Foi difícil lá voltar depois da sua morte, ano após ano, no Dia de Finados, até a casa ser vendida. Um vazio jamais preenchido, não houve lágrima que desse conta. Que falta fazia aquele vô alegre, brincalhão, que se ajoelhava e abria os braços para nos receber, num abraço em que cabia todo mundo.

Sentado no chão com os netos, fazia pilhas de moedas, de alturas e valores diferentes, e nos mandava escolher. Foi assim que, bem pequenos, fomos apresentados ao valor do dinheiro. Aprendemos a poupar, para comprar algo, se não tínhamos em mãos a quantia necessária para isso. Ou a pedir emprestado e pagar com um pequeno ajuste, “recompensa” para quem nos adiantou o capital.

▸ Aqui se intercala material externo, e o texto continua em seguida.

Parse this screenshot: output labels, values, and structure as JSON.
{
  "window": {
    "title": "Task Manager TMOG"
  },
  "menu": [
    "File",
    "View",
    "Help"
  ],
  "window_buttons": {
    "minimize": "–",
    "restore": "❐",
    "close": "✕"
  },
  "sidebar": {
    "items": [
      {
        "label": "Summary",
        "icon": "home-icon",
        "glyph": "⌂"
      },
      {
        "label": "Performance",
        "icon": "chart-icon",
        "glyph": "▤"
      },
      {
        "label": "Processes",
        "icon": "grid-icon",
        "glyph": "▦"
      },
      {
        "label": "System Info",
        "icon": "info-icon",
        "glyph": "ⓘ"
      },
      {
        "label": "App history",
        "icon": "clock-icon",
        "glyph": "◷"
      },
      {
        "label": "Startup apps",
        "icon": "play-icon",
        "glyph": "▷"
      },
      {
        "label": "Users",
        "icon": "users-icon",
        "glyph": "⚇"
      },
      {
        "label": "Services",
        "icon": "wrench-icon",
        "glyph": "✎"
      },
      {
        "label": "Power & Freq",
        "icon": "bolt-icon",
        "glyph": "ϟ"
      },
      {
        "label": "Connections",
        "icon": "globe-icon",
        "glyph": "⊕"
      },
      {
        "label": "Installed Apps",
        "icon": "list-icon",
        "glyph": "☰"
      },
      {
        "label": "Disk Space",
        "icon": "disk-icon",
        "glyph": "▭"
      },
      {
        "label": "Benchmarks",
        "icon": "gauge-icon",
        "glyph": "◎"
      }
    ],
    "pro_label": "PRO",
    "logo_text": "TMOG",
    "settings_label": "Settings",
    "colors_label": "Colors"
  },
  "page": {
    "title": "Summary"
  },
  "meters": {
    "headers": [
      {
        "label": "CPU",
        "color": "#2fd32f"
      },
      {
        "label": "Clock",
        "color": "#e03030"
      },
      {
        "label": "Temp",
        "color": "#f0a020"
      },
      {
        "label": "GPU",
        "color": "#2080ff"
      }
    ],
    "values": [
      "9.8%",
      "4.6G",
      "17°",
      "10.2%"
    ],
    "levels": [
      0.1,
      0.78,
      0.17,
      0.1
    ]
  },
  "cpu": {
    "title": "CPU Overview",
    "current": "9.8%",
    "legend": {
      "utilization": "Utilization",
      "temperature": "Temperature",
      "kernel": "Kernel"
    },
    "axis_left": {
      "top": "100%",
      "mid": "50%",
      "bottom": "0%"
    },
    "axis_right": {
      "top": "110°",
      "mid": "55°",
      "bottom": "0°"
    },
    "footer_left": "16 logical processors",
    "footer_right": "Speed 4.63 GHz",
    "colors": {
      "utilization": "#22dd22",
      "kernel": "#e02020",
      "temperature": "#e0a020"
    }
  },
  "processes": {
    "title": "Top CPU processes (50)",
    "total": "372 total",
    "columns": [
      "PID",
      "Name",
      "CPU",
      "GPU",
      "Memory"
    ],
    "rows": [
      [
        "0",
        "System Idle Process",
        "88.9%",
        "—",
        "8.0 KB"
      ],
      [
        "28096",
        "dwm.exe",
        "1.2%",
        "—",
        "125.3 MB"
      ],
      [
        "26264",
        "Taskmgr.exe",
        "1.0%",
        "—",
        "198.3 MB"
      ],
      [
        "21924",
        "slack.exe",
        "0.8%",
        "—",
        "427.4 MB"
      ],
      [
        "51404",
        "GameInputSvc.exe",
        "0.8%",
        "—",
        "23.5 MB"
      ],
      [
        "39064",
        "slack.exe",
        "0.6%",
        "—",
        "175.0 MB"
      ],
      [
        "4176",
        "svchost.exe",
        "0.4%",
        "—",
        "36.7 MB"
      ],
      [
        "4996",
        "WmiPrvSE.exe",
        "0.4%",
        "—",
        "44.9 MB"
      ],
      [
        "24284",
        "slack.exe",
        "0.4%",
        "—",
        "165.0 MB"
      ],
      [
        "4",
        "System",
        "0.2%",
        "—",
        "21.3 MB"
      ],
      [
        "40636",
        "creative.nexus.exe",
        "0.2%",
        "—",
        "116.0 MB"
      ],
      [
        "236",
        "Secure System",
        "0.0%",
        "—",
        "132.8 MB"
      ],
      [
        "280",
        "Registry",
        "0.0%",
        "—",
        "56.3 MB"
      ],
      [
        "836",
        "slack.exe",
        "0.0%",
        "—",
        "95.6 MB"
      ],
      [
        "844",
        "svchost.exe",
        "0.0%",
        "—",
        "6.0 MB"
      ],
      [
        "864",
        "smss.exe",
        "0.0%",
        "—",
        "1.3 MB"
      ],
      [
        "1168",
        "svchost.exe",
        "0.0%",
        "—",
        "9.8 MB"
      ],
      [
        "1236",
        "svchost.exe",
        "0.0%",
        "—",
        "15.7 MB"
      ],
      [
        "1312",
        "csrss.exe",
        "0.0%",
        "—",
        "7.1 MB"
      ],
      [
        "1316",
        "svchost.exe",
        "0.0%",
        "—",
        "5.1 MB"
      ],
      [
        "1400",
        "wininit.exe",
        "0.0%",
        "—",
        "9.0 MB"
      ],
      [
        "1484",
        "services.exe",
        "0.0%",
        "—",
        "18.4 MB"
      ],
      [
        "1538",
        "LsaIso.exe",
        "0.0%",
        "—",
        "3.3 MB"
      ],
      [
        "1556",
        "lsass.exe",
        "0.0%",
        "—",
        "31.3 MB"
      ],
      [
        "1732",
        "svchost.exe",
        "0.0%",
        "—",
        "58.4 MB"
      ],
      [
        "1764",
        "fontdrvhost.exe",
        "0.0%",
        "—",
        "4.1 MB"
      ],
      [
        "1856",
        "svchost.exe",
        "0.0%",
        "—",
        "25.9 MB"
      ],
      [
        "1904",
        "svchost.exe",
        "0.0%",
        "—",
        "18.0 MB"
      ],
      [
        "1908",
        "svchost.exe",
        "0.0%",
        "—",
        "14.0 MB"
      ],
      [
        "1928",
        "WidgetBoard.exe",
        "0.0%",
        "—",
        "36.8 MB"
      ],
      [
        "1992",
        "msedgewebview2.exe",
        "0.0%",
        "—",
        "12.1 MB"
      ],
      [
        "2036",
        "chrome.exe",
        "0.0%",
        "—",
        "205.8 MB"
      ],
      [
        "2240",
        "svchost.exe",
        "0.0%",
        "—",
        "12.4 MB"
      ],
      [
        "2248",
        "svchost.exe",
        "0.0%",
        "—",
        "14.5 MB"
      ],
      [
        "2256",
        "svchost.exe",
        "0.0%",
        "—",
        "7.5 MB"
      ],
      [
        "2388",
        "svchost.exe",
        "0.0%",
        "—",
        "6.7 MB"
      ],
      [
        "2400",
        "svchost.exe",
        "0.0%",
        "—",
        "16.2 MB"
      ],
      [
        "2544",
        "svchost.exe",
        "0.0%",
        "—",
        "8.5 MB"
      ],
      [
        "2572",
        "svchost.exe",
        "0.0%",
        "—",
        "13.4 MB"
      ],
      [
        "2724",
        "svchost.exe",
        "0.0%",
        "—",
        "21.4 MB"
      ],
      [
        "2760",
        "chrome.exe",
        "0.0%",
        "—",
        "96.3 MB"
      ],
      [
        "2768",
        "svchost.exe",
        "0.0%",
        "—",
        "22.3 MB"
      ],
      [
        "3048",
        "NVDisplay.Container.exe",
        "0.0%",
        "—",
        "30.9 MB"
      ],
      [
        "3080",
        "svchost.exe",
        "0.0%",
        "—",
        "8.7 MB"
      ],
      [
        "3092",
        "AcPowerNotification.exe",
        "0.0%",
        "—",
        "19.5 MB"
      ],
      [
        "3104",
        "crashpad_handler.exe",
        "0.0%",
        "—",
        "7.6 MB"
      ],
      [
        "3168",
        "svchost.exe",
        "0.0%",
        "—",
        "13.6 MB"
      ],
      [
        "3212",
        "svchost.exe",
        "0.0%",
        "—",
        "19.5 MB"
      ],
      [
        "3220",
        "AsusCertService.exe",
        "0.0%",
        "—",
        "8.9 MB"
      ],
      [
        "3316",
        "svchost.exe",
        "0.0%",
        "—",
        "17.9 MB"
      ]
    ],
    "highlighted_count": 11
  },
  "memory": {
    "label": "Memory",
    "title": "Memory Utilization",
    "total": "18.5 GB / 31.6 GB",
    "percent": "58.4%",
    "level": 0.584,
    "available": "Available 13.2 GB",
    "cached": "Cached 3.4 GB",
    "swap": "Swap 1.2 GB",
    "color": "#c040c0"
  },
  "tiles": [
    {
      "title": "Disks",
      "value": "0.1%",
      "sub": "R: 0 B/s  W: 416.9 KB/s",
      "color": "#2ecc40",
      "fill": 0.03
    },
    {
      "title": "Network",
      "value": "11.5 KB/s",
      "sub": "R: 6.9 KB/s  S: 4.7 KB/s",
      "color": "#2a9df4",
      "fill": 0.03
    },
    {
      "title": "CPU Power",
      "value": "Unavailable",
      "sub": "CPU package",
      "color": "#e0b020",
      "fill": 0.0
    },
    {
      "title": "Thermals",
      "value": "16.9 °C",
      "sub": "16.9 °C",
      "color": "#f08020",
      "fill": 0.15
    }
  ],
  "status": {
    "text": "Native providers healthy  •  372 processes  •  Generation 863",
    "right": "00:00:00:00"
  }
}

Quase um bê-a-bá de educação financeira para crianças (acho que meu irmão, economista, ficou com esse legado).

O que eu curtia era ouvi-lo contar passagens da sua vida, reais ou inventadas. Dramatizava (outra característica minha, segundo a amiga astróloga, culpa dos quatro planetas em sagitário, além do signo) para ficar mais crível, mas o efeito às vezes era oposto, gerava desconfiança, no mínimo dúvida, o que me intrigava. 

Só tive certeza de que a tal cobra que ajudou a capturar na fazenda não era invenção no dia em que mamãe me mostrou o sapato e a bolsa feitos com a sua pele, por seu Martins, o sapateiro da rua da Conceição, na Cidade (naquela época era assim que nos referíamos ao Centro do Rio).

A da orelha do burro pensei que fosse piada, porque contada e repetida às gargalhadas, mas há testemunhas. Um dia, atrasado para o trabalho e já irritado com a situação - um animal empacado numa ponte - partiu para o corpo a corpo e aprontou esse absurdo. Pelo menos o pobre do bicho saiu correndo em disparada, liberando o caminho. Daí a fama dos Gomes: são esquentados, capazes até de morder orelha de burro.

Curioso é que meu pai na hora em que me registrou resolveu omitir o sobrenome Gomes da minha certidão de nascimento. Fiquei só com o dele, Rebello (também português, oriundo da Península Ibérica, da Itália ou dos Açores, há divergências). Na verdade sofri mais duas perdas: um l (tendo ficado Rebelo) e um n, do nome próprio, homenagem a Anna, a avó materna, porque o teimoso escrivão do cartório assim determinou. Mas ganhei Emília (um tributo à mãe do meu pai). E, por casamento, virei Guimarães, que acredita-se tenha vindo da palavra germânica Wimaranes, que significa terra de cavalos de combate. Mas aí já é outra história. 

*O único que conheci, quando nasci os outros três já tinham morrido. Mas ele compensou direitinho.